Change.org, herkesin imza kampanyası başlatabildiği ve et­kili kampanya araçları sunan, açık bir platform. On altı yaşından bü­yük herkes, inandığı bir değişim için kampanya başlatabiliyor ve kendisiyle aynı görüşü paylaşan kişiler kampanyayı imzalayarak güçlendiriyor. Platform aracı­lığıyla imza kampanyaları karar vericilerin e-posta adreslerine gönderilebiliyor, karar vericiler etiketlenebiliyor ve bu karar veri­ciler de Change.org’da hesap aça­rak imza kampanyalarına yanıt verebiliyor.

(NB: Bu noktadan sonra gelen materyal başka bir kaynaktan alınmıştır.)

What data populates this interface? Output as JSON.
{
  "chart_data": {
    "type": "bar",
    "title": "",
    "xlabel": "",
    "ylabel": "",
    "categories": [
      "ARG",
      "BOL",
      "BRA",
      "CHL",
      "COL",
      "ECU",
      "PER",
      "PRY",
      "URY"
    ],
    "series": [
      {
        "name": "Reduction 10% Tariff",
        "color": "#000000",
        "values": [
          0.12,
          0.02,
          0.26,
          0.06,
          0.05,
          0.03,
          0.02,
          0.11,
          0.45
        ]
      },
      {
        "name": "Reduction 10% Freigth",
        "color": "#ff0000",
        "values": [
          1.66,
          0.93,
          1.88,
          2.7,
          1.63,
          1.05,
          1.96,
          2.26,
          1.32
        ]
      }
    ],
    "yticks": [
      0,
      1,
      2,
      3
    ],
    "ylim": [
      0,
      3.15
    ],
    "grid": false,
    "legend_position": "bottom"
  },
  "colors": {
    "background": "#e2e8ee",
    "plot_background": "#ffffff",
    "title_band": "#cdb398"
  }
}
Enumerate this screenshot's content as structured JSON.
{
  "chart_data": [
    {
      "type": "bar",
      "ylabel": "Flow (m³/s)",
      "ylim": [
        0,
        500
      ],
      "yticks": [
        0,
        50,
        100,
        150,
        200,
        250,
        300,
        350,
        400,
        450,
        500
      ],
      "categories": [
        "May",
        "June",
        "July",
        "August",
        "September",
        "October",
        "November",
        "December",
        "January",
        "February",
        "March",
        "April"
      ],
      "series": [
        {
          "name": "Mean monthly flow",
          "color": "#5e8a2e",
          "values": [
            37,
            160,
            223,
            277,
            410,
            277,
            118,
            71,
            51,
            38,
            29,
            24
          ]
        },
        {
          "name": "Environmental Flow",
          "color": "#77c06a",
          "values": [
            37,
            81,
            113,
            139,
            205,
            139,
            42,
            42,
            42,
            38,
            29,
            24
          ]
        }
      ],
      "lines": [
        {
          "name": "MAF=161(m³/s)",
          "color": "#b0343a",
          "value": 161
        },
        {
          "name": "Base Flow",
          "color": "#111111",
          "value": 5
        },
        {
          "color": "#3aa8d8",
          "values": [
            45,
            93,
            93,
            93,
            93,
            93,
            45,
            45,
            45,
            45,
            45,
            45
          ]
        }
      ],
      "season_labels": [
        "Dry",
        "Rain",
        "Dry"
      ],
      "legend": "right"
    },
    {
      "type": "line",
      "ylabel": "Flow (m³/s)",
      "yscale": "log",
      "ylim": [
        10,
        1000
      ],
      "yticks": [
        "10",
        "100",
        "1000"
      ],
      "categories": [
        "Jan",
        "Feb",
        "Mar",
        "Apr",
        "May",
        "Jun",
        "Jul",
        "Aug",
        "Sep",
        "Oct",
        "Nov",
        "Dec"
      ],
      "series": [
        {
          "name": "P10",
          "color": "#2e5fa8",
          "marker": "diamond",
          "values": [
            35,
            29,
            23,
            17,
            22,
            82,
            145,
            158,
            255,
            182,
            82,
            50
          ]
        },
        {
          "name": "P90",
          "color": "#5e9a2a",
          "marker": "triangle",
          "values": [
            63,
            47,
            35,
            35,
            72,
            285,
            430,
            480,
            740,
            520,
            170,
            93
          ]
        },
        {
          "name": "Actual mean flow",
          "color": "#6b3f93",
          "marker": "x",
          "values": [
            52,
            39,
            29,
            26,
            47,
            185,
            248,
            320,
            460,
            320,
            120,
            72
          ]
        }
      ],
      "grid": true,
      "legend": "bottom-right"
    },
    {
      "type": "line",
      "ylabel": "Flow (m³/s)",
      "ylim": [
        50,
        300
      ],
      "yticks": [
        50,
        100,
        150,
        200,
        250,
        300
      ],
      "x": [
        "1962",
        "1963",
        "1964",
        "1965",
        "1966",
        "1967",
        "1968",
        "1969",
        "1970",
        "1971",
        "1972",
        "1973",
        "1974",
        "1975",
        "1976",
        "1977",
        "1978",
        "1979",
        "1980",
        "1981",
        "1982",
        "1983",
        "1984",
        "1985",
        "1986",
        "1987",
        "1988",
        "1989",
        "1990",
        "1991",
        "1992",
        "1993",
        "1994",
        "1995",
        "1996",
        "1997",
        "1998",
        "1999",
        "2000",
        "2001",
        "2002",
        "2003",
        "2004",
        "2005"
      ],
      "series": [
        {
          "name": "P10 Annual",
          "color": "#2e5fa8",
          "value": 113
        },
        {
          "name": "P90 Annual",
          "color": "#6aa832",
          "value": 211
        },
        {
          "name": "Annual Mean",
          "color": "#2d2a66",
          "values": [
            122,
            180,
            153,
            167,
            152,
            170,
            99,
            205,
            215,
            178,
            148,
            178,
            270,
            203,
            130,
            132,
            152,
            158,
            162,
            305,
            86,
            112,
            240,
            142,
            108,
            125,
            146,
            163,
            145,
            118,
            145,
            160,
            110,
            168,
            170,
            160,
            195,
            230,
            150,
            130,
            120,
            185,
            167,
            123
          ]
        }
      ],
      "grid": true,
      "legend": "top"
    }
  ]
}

Yani hem toplumun değişim talepleri ortaya konuyor, hem de kamuoyu ve karar verici­ler arasında bir diyalog oluşuyor.

Change.org’un kurma ama­cınızdan ve nasıl bir etki he­deflediğinden bahseder misi­niz?

Greenpeace Akdeniz’in genel direktörlüğünü yaptığım dönem­de, çok etkili imza kampanyala­rı yaptık. Örneğin balık avlanma boyları çok etkili bir imza kam­panyası sonucu değişti. GDO’lu yemlerin önlenmesi konusunda da başarılı bir kampanya yürüt­tük. O dönemde, Greenpeace’e kamuoyundan, farklı konular­da da kampanya yapmamız için çok talep gelirdi ama kurum ola­rak hepsine yetişilmesi mümkün olmadığı gibi, pek çoğu kurumun çalışma alanına da girmiyordu. Dijital imza kampanyalarının etkisini birebir gördüğüm için, toplumun talep ettiği her konu­da dijital kampanyaların açılabi­leceği bir platformun olması ge­rektiğine inanıyordum. Tam o sı­rada Change.org’un ilk kez farklı ülkelere açılma kararını duyun­ca, Türkiye’de ben kurayım de­dim.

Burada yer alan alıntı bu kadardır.